Die Messe, das Drumherum:

Zwischen Käse-Manufakturen, Süßwaren aus Italien, Wein, Gin und Whiskey waren auch Kaffeeröstereien versteckt. Direkt neben der Meisterschafts-Bühne präsentierten sich z.B. verschiedene Münchner Röster gemeinsam an einem Messestand. Das hat richtig Freude gemacht, diese Kollegialität unter den Spezialitätenröstern zu sehen. Und – auch schön zu beobachten – die Gäste durften sich LatteArt-Muster auf den Cappuccino wünschen, das zieht natürlich immer!

Direkt gegenüber der Bühne war der wunderschön gestaltete Stand von La Marzocco fast schon ein Ruhepol im Messetrubel. Betreut wurde der La Marzocco-Stand von Familie Roth vom Espresso-Maschinenraum, hier gab es nicht nur prima Kaffee, auch jede noch so detaillierte Frage wurde kompetent beantwortet.

SCAE: die Spezialitätenkaffee-Vereinigung gab es auf der Food & Life in echt und zum Anfassen. Am SCAE-Stand gab es Anschauungsmaterial wie z.B. Mahlscheiben, Kaffeetassen aus Kaffeesatz und natürlich jede Menge Lektüre.

Der Livestream: Für alle, die den weiten Weg nach München nicht auf sich nehmen konnten oder wollten, organisierte Steffen Müller, Vorstandsmitglied der SCAE Deutschland, einen Livestream in HD-Qualität.
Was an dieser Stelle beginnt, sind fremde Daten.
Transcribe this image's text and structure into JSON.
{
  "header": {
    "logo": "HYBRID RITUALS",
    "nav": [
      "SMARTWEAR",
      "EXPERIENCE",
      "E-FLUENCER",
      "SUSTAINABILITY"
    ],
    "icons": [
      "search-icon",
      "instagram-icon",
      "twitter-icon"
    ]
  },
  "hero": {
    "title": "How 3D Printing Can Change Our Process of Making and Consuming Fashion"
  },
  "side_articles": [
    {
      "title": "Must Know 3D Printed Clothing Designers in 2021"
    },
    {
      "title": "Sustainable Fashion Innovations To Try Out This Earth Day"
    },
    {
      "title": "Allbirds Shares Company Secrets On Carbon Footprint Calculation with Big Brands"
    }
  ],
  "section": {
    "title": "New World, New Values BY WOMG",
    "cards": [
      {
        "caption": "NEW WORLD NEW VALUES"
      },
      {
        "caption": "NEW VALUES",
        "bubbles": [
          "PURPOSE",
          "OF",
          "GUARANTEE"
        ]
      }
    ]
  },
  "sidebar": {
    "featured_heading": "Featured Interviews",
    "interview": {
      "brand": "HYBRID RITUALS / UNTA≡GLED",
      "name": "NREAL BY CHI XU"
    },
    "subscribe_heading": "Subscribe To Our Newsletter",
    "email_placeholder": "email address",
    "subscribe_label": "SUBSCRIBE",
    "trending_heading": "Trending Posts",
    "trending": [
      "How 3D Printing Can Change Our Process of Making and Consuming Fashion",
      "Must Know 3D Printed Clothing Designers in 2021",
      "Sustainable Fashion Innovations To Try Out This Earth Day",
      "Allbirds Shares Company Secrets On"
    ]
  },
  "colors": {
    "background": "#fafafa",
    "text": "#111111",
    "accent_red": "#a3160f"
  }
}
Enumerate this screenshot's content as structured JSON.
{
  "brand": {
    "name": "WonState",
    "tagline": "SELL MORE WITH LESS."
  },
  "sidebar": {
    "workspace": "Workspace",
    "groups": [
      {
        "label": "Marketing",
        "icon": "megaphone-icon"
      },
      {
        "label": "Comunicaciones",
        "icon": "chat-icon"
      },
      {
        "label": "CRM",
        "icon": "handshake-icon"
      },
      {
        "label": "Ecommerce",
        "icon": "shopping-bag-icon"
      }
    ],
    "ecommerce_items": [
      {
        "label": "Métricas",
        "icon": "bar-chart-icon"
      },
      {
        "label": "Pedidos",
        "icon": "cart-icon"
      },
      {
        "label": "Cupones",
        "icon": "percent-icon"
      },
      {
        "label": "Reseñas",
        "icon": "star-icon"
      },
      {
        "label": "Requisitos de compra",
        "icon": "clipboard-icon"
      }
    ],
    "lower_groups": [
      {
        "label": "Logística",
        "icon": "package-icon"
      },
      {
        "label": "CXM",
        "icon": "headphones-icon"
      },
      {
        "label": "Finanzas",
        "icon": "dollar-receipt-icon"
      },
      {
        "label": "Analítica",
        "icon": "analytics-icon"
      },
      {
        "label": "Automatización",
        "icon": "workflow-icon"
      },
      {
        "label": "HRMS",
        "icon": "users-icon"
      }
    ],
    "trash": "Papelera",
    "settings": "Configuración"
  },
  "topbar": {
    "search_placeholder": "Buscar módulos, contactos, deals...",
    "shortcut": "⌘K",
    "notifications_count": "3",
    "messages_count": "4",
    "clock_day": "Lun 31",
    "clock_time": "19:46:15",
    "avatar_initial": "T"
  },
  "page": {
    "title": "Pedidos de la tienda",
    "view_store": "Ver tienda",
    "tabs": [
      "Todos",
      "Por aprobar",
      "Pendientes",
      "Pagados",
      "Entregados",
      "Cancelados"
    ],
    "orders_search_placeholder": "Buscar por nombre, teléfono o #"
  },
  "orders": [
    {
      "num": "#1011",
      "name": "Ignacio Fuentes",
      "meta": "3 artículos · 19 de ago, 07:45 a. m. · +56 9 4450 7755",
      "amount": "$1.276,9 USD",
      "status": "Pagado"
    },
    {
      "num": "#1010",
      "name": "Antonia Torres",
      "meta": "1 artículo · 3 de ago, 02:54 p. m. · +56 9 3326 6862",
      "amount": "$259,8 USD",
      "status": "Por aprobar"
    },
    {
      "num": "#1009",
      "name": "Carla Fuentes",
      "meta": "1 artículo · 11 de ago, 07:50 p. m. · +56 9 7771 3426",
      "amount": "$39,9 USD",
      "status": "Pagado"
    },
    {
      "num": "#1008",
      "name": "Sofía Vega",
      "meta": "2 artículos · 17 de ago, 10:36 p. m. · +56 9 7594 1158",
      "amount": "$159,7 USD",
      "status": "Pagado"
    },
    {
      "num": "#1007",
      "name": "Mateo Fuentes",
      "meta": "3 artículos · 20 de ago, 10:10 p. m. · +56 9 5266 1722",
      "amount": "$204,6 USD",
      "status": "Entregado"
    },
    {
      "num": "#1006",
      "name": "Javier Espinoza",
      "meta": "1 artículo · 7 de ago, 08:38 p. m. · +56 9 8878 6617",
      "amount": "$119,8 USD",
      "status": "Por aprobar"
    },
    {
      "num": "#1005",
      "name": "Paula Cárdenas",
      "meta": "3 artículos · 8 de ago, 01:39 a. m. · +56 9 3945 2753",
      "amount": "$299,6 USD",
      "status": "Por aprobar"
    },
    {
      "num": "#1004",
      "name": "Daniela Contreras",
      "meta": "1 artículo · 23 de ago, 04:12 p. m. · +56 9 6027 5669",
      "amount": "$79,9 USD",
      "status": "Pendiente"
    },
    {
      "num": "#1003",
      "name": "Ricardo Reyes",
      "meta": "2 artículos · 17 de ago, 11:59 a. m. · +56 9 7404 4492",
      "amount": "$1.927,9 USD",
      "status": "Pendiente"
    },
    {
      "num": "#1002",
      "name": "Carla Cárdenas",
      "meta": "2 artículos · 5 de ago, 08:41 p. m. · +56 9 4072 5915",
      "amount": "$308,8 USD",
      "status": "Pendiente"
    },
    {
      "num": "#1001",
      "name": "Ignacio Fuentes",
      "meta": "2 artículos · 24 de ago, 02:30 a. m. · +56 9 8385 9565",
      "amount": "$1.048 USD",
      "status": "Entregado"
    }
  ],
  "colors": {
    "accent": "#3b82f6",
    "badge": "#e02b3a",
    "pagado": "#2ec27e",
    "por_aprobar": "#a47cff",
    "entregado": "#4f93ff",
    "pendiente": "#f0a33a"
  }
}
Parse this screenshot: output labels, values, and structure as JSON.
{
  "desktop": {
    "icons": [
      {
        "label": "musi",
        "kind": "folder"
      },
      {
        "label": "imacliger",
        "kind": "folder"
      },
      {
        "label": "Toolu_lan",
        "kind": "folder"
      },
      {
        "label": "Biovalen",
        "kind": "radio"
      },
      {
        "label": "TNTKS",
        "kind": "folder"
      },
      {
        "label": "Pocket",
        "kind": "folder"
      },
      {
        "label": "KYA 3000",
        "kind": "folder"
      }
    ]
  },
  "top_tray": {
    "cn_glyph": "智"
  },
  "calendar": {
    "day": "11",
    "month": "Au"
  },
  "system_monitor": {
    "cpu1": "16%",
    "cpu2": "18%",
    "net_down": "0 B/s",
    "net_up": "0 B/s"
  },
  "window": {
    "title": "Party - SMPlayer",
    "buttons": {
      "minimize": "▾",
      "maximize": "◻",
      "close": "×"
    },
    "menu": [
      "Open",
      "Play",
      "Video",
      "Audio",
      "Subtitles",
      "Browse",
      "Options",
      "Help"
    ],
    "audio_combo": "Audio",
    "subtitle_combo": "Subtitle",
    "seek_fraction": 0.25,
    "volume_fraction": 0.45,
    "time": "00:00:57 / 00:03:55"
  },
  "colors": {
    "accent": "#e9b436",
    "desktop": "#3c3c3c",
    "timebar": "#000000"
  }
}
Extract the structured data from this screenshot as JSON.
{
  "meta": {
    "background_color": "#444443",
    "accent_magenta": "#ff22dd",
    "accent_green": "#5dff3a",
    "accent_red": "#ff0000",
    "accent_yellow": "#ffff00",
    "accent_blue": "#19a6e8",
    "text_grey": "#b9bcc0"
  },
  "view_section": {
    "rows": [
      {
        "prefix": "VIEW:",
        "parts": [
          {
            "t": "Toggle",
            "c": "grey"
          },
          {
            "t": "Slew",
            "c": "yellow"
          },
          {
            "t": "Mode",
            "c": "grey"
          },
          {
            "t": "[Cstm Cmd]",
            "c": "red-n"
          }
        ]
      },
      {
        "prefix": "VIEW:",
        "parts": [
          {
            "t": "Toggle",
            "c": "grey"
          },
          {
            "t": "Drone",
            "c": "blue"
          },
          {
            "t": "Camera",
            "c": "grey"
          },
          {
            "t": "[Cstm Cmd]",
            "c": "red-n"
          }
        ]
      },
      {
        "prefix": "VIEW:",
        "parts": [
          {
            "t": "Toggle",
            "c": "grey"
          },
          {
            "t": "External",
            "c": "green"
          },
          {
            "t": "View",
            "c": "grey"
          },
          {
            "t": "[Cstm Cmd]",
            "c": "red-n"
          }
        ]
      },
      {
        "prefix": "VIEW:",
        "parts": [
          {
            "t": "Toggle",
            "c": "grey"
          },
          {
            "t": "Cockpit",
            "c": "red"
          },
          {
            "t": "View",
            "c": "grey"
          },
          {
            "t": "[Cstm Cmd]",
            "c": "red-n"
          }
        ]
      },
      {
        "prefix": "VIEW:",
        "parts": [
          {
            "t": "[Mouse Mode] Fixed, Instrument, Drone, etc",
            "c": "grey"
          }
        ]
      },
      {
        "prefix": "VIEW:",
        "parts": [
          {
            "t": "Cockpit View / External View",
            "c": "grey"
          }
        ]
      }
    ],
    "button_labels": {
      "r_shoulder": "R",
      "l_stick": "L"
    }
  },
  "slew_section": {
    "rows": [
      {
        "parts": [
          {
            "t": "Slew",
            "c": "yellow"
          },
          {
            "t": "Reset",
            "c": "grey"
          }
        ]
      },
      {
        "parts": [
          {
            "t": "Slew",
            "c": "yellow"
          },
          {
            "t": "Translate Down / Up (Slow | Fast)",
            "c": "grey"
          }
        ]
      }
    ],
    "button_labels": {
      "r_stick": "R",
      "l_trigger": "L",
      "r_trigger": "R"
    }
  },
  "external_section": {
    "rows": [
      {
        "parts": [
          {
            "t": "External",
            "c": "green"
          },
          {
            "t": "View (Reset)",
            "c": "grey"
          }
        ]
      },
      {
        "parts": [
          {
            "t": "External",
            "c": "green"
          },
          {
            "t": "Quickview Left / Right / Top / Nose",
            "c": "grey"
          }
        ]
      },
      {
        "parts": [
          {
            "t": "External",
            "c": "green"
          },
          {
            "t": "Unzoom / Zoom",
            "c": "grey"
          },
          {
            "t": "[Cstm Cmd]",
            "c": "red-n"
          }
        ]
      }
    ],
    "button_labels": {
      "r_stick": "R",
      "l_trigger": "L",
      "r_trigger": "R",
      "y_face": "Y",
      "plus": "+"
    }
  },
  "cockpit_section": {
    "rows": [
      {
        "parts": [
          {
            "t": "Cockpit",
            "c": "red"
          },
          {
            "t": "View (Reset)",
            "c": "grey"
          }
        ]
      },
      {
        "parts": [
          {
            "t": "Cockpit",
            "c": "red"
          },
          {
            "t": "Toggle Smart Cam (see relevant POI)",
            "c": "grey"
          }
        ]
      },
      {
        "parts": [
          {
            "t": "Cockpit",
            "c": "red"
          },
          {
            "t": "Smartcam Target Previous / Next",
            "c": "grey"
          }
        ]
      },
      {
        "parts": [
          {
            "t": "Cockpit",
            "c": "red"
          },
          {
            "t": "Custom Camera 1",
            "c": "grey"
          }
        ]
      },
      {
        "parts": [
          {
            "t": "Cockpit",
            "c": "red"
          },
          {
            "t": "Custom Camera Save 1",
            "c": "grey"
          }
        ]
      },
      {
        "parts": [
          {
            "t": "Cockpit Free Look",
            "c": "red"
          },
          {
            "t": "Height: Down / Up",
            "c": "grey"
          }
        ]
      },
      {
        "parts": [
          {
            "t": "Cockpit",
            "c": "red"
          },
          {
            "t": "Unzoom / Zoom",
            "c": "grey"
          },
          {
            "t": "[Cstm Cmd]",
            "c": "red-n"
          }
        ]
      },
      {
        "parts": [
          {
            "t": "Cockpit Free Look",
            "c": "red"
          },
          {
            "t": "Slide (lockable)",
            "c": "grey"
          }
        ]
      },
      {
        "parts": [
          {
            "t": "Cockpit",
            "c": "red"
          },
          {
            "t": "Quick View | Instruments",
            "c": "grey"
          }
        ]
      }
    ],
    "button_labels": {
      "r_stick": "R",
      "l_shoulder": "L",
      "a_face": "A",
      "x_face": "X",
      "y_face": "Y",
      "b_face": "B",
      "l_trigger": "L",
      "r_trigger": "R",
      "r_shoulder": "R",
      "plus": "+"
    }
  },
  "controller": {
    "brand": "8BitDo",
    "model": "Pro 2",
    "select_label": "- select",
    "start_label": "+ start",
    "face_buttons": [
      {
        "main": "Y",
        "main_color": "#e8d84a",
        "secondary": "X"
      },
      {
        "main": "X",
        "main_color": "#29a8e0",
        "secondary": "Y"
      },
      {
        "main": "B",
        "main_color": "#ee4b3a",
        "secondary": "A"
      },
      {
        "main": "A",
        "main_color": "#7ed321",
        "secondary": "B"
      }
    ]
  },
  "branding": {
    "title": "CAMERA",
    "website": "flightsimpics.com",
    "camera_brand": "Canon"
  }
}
Das war ein echtes Highlight für mich, weil ich nur übers Wochenende anreisen konnte und so auch die Vorrunden von zu Hause aus verfolgen konnte.

Die Moderation der Veranstaltung übernahmen während der gesamten 5 Tage (!) Tolga Daglum – wie immer wortgewandt – und Co-Moderator Matthias Matuschek, in Bayern bekannter Radiomoderator, der sich mit Altherrenwitzen durch die Veranstaltung quasselte.
A propos Sexismus: Nachdem ich vor einigen Wochen den Blog-Post von Cerianne Bury gelesen hatte, in dem sie analysiert, warum weniger Frauen bei Kaffee-Wettbewerben teilnehmen, hatte ich schon Sorge, wie es um die Geschlechter-Quote steht. Aber siehe da: Die Meisterschaft war mit Top-Leuten besetzt, Frauen wie Männern, je nach Wettkampf sogar in einem annähernd ausgeglichenen Verhältnis.

Insgesamt war es eine super Meisterschaft, es war richtig schön, alte Kaffee-Freunde wiederzusehen, neue zu treffen und bei der Meisterschaft den Besten auf die Finger sehen. Nächster Termin: WM 2016 in Dublin. Daumen drücken für Erna!

 

 

FAQ für die schnellen Leser:
Q: Was ist eine Kaffeeolympiade? A: Ein Wettbewerb, bei dem Profis aus der Kaffeebranche ihr Können unter Beweis stellen. Eine Jury kürt den/die deutsche/n Meister/in in verschiedenen Disziplinen.
Q: Wer veranstaltet das? A: Das deutsche Chapter der SCAE (Specialty Coffee Association of Europe).
Q: Wie sieht so etwas aus? A: Am besten in die archivierten Live-Streams reinschauen für einen ersten Eindruck.
Q: Wer hat die anderen Plätze belegt? A: Alle Platzierungen sind auf der Webseite der SCAE nachzulesen.